Thirty-two defense objections interrupted Swanson’s hour-long testimony. Hamilton sustained many of the objections. By the time the jury was recessed for the weekend they had heard from thirteen prosecution witnesses, most of them in uniform.

 

Omaha Police Department cruiser with dynamite in it.
Dynamite allegedly found in Mondo’s basement first appeared in a police photo in the trunk of a squad car. No explosives were ever photographed inside the residence. Crime scene technicians said they never saw any dynamite until they returned to Central Headquarters. (credit: Omaha Police Department)

 

At the Omaha FBI office, Paul Young prepared a memorandum for J. Edgar Hoover advising that he had three student groups under investigation for counterintelligence measures. A SDS chapter at the University of Iowa, the New University Conference at two Iowa campuses, and the Nebraska Free Speech Movement which was “a group of dissident students on the University of Nebraska campus.”[xxvii]

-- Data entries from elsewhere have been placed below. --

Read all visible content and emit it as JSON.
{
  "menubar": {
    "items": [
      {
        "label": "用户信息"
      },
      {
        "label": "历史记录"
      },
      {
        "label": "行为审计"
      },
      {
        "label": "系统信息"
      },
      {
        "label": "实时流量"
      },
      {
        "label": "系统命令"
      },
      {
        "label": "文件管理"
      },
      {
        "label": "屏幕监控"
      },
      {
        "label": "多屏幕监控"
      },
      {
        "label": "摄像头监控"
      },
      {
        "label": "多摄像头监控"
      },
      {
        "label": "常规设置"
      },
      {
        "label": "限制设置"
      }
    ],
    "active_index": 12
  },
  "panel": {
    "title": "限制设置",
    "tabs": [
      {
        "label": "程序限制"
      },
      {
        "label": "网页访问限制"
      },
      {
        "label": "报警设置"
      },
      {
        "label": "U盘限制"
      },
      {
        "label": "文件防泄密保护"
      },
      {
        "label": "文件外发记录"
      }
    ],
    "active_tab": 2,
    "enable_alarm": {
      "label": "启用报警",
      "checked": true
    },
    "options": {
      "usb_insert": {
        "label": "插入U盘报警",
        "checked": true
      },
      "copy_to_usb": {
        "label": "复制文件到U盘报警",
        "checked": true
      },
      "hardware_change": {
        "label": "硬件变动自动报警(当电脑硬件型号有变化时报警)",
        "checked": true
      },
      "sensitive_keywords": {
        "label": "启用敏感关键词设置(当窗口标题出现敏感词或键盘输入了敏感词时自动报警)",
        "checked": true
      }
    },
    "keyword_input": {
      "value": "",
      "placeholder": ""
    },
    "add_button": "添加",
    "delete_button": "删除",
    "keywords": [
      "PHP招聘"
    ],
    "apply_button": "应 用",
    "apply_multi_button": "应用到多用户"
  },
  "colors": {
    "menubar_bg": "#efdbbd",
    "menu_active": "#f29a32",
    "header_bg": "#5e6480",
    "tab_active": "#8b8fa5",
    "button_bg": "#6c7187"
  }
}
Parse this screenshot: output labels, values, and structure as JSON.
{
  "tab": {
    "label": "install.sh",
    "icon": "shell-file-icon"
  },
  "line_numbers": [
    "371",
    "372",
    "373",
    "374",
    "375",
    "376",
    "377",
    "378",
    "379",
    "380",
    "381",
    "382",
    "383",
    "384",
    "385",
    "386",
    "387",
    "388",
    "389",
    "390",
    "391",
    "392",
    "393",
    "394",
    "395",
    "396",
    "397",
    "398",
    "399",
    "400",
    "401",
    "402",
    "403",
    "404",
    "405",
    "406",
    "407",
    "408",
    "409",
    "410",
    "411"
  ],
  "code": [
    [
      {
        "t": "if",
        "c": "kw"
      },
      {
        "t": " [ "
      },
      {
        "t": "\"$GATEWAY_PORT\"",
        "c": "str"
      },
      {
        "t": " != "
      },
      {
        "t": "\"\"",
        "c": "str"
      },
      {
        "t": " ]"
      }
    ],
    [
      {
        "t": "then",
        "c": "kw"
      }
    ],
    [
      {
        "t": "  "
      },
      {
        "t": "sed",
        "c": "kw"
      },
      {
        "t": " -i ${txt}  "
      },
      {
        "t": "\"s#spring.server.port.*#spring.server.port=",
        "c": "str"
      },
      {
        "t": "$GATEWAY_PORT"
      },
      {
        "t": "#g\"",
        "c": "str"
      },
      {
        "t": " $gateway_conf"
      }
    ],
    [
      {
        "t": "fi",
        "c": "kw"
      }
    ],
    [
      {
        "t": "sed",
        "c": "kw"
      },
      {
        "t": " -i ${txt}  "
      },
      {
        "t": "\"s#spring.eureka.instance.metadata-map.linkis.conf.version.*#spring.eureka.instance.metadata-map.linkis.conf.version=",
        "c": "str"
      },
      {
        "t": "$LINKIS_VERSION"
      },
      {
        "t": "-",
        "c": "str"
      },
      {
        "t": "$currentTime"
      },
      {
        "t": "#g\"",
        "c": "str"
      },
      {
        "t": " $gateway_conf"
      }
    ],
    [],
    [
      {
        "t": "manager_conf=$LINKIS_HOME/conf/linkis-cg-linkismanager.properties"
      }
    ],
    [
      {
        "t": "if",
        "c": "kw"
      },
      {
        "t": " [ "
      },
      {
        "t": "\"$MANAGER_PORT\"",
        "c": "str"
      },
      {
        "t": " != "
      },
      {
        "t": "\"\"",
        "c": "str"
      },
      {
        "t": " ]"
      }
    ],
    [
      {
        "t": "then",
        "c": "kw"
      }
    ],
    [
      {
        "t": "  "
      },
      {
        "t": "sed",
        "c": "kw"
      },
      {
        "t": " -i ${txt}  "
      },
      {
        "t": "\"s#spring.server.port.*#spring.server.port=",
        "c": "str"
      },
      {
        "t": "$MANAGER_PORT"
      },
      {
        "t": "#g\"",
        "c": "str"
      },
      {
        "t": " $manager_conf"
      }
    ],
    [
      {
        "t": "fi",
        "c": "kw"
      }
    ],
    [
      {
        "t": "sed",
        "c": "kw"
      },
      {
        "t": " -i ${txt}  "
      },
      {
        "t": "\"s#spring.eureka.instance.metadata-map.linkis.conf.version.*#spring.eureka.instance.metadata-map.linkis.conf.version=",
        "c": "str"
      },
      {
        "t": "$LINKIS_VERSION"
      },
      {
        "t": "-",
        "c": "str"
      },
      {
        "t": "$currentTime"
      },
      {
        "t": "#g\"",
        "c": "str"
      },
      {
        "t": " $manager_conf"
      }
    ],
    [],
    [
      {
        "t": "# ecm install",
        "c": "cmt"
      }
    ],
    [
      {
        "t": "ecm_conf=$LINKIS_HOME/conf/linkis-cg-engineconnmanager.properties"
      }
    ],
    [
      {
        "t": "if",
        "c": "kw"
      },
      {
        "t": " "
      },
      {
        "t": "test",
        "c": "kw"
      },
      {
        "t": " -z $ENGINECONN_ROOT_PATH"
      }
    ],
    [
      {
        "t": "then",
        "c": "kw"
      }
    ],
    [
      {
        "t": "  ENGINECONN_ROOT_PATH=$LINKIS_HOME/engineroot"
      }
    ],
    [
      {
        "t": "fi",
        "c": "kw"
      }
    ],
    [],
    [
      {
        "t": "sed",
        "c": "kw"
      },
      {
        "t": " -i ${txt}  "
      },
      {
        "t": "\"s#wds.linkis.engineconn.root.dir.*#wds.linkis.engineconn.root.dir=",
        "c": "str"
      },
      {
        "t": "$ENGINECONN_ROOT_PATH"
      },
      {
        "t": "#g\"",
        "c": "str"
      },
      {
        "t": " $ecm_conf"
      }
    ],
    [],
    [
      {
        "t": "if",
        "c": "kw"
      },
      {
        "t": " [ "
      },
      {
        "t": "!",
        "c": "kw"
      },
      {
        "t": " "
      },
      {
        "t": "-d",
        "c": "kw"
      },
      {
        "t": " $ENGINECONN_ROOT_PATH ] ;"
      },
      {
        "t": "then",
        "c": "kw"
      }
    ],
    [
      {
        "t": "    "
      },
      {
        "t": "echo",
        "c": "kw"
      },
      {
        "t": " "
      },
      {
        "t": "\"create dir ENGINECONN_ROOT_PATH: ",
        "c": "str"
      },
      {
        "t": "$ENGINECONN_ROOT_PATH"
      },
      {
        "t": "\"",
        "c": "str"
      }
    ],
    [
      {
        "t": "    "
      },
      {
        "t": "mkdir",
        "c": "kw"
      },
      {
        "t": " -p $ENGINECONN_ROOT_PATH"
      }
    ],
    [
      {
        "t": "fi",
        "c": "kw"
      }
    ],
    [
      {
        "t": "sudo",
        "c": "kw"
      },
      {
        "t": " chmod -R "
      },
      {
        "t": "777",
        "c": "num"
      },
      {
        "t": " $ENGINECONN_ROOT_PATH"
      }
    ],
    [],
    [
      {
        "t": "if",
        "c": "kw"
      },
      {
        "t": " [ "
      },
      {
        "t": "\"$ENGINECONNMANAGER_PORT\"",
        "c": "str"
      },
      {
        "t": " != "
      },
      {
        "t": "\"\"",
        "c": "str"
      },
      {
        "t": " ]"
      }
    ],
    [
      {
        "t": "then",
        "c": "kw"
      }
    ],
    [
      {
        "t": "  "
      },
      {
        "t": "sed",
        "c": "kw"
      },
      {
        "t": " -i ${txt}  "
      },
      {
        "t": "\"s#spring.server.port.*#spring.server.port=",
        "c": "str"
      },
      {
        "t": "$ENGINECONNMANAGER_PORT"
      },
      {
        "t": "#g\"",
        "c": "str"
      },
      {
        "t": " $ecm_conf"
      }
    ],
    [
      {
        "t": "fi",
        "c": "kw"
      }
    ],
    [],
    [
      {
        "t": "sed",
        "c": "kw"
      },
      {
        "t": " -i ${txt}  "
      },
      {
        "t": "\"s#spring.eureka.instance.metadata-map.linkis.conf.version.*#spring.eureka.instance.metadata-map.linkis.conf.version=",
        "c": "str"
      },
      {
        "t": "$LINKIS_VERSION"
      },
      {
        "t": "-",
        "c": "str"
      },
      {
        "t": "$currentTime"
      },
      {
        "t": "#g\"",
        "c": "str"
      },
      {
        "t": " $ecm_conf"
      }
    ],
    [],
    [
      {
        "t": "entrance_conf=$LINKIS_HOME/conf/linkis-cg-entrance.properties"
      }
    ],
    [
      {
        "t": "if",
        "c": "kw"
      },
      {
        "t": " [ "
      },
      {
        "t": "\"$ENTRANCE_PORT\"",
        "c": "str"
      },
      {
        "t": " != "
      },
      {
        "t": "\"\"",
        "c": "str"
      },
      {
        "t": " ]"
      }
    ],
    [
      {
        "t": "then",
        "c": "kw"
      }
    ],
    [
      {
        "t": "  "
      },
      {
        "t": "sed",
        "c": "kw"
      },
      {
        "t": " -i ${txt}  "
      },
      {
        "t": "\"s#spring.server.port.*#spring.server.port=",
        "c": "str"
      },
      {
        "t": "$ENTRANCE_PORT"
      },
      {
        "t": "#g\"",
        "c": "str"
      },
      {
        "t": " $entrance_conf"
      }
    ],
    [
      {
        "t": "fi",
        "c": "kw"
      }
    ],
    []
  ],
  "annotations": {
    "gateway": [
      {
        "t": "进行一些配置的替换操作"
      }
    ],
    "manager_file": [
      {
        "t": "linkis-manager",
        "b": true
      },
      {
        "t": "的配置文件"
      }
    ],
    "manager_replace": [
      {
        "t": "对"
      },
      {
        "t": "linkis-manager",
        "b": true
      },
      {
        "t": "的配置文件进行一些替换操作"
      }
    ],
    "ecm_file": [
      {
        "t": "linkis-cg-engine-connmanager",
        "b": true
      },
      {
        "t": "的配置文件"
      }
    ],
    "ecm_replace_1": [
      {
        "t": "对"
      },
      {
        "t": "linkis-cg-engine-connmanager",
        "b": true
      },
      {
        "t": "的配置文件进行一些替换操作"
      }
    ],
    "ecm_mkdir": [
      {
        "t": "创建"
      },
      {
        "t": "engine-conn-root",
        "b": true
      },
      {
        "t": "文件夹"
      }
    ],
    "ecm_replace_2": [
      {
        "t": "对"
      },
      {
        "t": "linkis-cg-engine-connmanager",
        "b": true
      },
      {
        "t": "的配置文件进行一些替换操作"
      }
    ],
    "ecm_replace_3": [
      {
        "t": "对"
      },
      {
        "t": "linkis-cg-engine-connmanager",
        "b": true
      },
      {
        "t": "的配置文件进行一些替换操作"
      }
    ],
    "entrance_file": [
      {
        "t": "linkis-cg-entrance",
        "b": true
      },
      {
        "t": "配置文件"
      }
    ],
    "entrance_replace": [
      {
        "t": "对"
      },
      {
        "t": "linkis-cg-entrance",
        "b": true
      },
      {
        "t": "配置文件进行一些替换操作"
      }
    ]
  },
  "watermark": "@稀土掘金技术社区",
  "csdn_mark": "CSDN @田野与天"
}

The second week of trial opened with all the drama of the first. Elaborate security precautions were still being taken including body searches. However, a new security device was in operation, closed-circuit television cameras scanned the courtroom searching for potential troublemakers. The cameras triggered a defense motion for mistrial which the judge quickly denied.

Duane Peak, the prosecution’s star witness, entered in silence and took the witness stand. Prosecutors dressed Peak in a gray charcoal pinstripe suit with a tapered jacket and matching pink tie with handkerchief.

The day was spent with Arthur O’Leary’s examination of Peak. The jury listened in stoic silence and seemed at times almost disinterested with the proceedings as Peak testified. The jury foreman took on a favorite posture of leaning his head back to the wall. Several times during Peak’s testimony Hamilton admonished O’Leary for leading the witness.

Duane Peak testified that his family “split” when his mother died. “We broke up because of emotional problems.”[xxviii]

Peak said he was placed on probation following two arrests for fighting. Duane’s cousin, Frank Peak, introduced him to the National Committee to Combat Fascism. “The main function I did mostly was selling papers. Black Panther newspapers. They came from the national headquarters.”[xxix]

Peak testified he got a promotion and started giving lectures. “I was temporarily placed as an education cadre. He assists the Deputy Minister of Information. To assist in teaching liberation school.”[xxx]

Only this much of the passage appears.